I’ve never held a copy of the Village Voice in my hands. I’ve never lived in Greenwich Village, or New York at all. In fact, I never had much of a direct relationship with the counterculture alt–weekly at all, and the little I did know about it was secondhand information from my former–hippie father. Nonetheless, my heart felt an unexpected twisting ache when the paper announced last week that it would no longer publish new material.
Its death came as no surprise, joining the growing list of culture–focused publications like Interview or Rolling Stone that have recently gone under or been sold to new ownership. The shock is really that it lasted as long as it did, considering its frequent coverage of local music and art that appealed to niche audiences more than the mainstream–in other words, the New York underground. Dr. Anthony DeCurtis, a Penn English professor and long–time music journalist, grew up right around the corner from the Village Voice offices in Greenwich Village. “As my political consciousness grew as a teenager in the Sixties, the Voice became my source for information that you couldn't get anywhere else,” he wrote in an email. “For a while in my teens, I vowed that I wouldn't make my mind up about an issue like the Vietnam War until I read what the Voice had to say about it.”
It never had a chance against heavyweights like Rolling Stone or Vanity Fair, but standing in the shadows of these giants kept its opinions vibrant and honest. In the decades following its 1955 inception, the Voice’s columnists, cartoonists, and critics ignored the pre–determined boundaries of stuffy journalism to innovations in creative nonfiction like Gonzo and New Journalism. “Culturally, the Voice took rock & roll seriously very early, and writers like Richard Goldstein had a major impact on me,” writes DeCurtis.
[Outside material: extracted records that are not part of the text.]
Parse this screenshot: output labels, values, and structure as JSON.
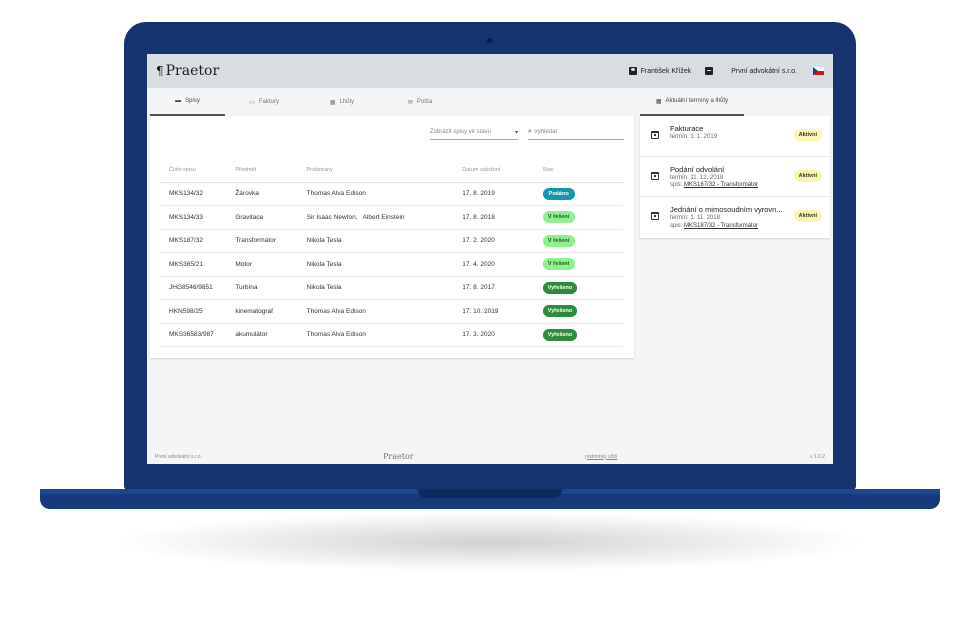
{
  "app": {
    "logo_text": "Praetor",
    "logo_mark": "¶"
  },
  "header": {
    "user_name": "František Křížek",
    "company": "První advokátní s.r.o."
  },
  "tabs": [
    {
      "label": "Spisy",
      "icon": "folder-icon",
      "active": true
    },
    {
      "label": "Faktury",
      "icon": "invoice-icon",
      "active": false
    },
    {
      "label": "Lhůty",
      "icon": "calendar-icon",
      "active": false
    },
    {
      "label": "Pošta",
      "icon": "mail-icon",
      "active": false
    }
  ],
  "right_tab": {
    "label": "Aktuální termíny a lhůty",
    "icon": "calendar-icon"
  },
  "filters": {
    "status_select": "Zobrazit spisy ve stavu",
    "search_placeholder": "Vyhledat"
  },
  "table": {
    "headers": [
      "Číslo spisu",
      "Předmět",
      "Protistrany",
      "Datum založení",
      "Stav"
    ],
    "rows": [
      {
        "number": "MKS134/32",
        "subject": "Žárovka",
        "parties": "Thomas Alva Edison",
        "date": "17. 8. 2019",
        "status": "Podáno",
        "status_type": "podano"
      },
      {
        "number": "MKS134/33",
        "subject": "Gravitace",
        "parties": "Sir Isaac Newton,   Albert Einstein",
        "date": "17. 8. 2018",
        "status": "V řešení",
        "status_type": "reseni"
      },
      {
        "number": "MKS187/32",
        "subject": "Transformátor",
        "parties": "Nikola Tesla",
        "date": "17. 2. 2020",
        "status": "V řešení",
        "status_type": "reseni"
      },
      {
        "number": "MKS365/21",
        "subject": "Motor",
        "parties": "Nikola Tesla",
        "date": "17. 4. 2020",
        "status": "V řešení",
        "status_type": "reseni"
      },
      {
        "number": "JHG8546/9851",
        "subject": "Turbína",
        "parties": "Nikola Tesla",
        "date": "17. 8. 2017",
        "status": "Vyřešeno",
        "status_type": "vyreseno"
      },
      {
        "number": "HKN598/25",
        "subject": "kinematograf",
        "parties": "Thomas Alva Edison",
        "date": "17. 10. 2019",
        "status": "Vyřešeno",
        "status_type": "vyreseno"
      },
      {
        "number": "MKS36583/987",
        "subject": "akumulátor",
        "parties": "Thomas Alva Edison",
        "date": "17. 3. 2020",
        "status": "Vyřešeno",
        "status_type": "vyreseno"
      }
    ]
  },
  "terms": [
    {
      "title": "Fakturace",
      "line1": "termín: 1. 1. 2019",
      "spis_prefix": "",
      "spis_link": "",
      "badge": "Aktivní"
    },
    {
      "title": "Podání odvolání",
      "line1": "termín: 11. 12. 2018",
      "spis_prefix": "spis: ",
      "spis_link": "MKS187/32 - Transformátor",
      "badge": "Aktivní"
    },
    {
      "title": "Jednání o mimosoudním vyrovn...",
      "line1": "termín: 1. 11. 2018",
      "spis_prefix": "spis: ",
      "spis_link": "MKS187/32 - Transformátor",
      "badge": "Aktivní"
    }
  ],
  "footer": {
    "company": "První advokátní s.r.o.",
    "logo": "Praetor",
    "terms_link": "podmínky užití",
    "version": "v 1.0.2"
  },
  "colors": {
    "laptop_body": "#15346f",
    "header_bg": "#d8dde2",
    "status_podano": "#1596a8",
    "status_reseni": "#8ef08e",
    "status_vyreseno": "#2e8b3c",
    "badge_active": "#fbf7b0"
  }
}
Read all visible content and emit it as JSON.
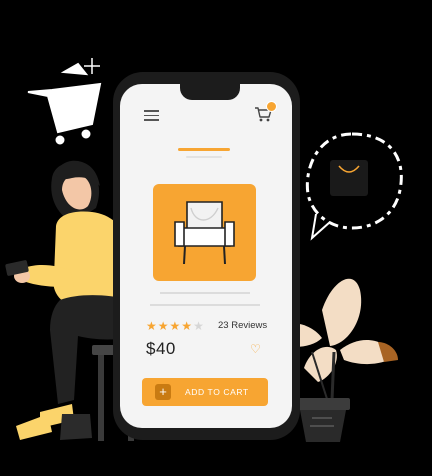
{
  "product": {
    "rating_value": 4,
    "rating_max": 5,
    "reviews_label": "23 Reviews",
    "price": "$40",
    "add_to_cart_label": "ADD TO CART",
    "add_icon_glyph": "+",
    "wishlist_icon_glyph": "♡"
  },
  "colors": {
    "accent": "#f7a532",
    "accent_dark": "#c97b12",
    "phone_frame": "#1c1c1c",
    "screen_bg": "#f4f4f4",
    "page_bg": "#000000"
  },
  "icons": {
    "menu": "hamburger-menu-icon",
    "cart": "shopping-cart-icon",
    "wishlist": "heart-icon",
    "product": "armchair-icon",
    "add": "plus-icon"
  }
}
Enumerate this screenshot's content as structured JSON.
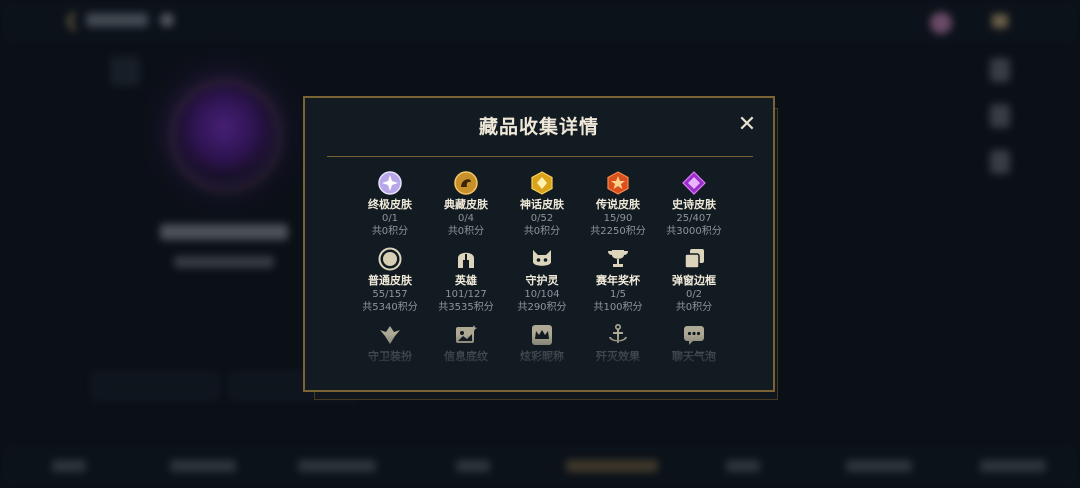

The paper was one of the few that helped legitimize the free and unlimited expression of mid–twentieth century America by regularly covering stories on artistic movements like fluxus or the explosion of New York punk in clubs like CBGB.
But more than anything the Voice was just that–a voice for those that were underrepresented by the mainstream media. But now that same New York culture is everywhere, with no central location. “Any storied publication going under is a loss, a loss of community, accountability and intelligence,” says magazine journalism professor Dr. Avery Rome here at Penn. “Losing the Village Voice is a very sad example of that trend.”
That community of artistic risk and thrill is one I’ve been contemplating for years now. I am an engineering student, not an English student. I know that every path in life is full of its own breed of excitement and risk, but I often feel that the choices ahead of me are relatively safe ones. Whether I pursue consulting or industry work or academia, I’ve never worried that hard work and an engineering degree from Penn will have me rubbing pennies together down the road (*knock on wood*).
My parents would cringe at the words I’m about to write, but sometimes I dream about what it would be like to take a chance on a career in journalism, to pursue a future full of mystery with no real plans other than to take advantage of any and all writing opportunities. In hopes to prove the possibility of this to myself, I compiled a list last June of places that still wrote bravely and unabashedly about human culture, despite a dramatically shrinking readership. The Village Voice was one that reflected all that I love in artistic rebellion, from the names that graced its many covers to those who wrote the stories behind them. After so many people beating me down with the tired mantra that there’s no future in a writing career, the Voice and others like it were a beacon of hope proving all of those nonbelievers wrong.
Now its folding makes me wonder if these dreams will ever become more than that. But part of me knew the Voice, and those like it, would probably never have been a part of my future. Long past its heyday, “the paper’s music writing became impossibly self–involved and pretty much unreadable,” says DeCurtis. In hindsight, it seemed to have been in hospice care for a while. But does that now make the basis of its founding irrelevant?
I don’t think so. In fact, the accessibility the Internet created to any and all kinds of music paired with the growing presence of smart devices that have begun to make some choices for us demands a new centralization of the new underground. Predicting what this might look like in such a fast–paced world of information is difficult, but so long as there are artists out there working more for the sake of art than for that of money, a voice will be needed to help bring that work to light–that is the voice I hope to one day join in my writing.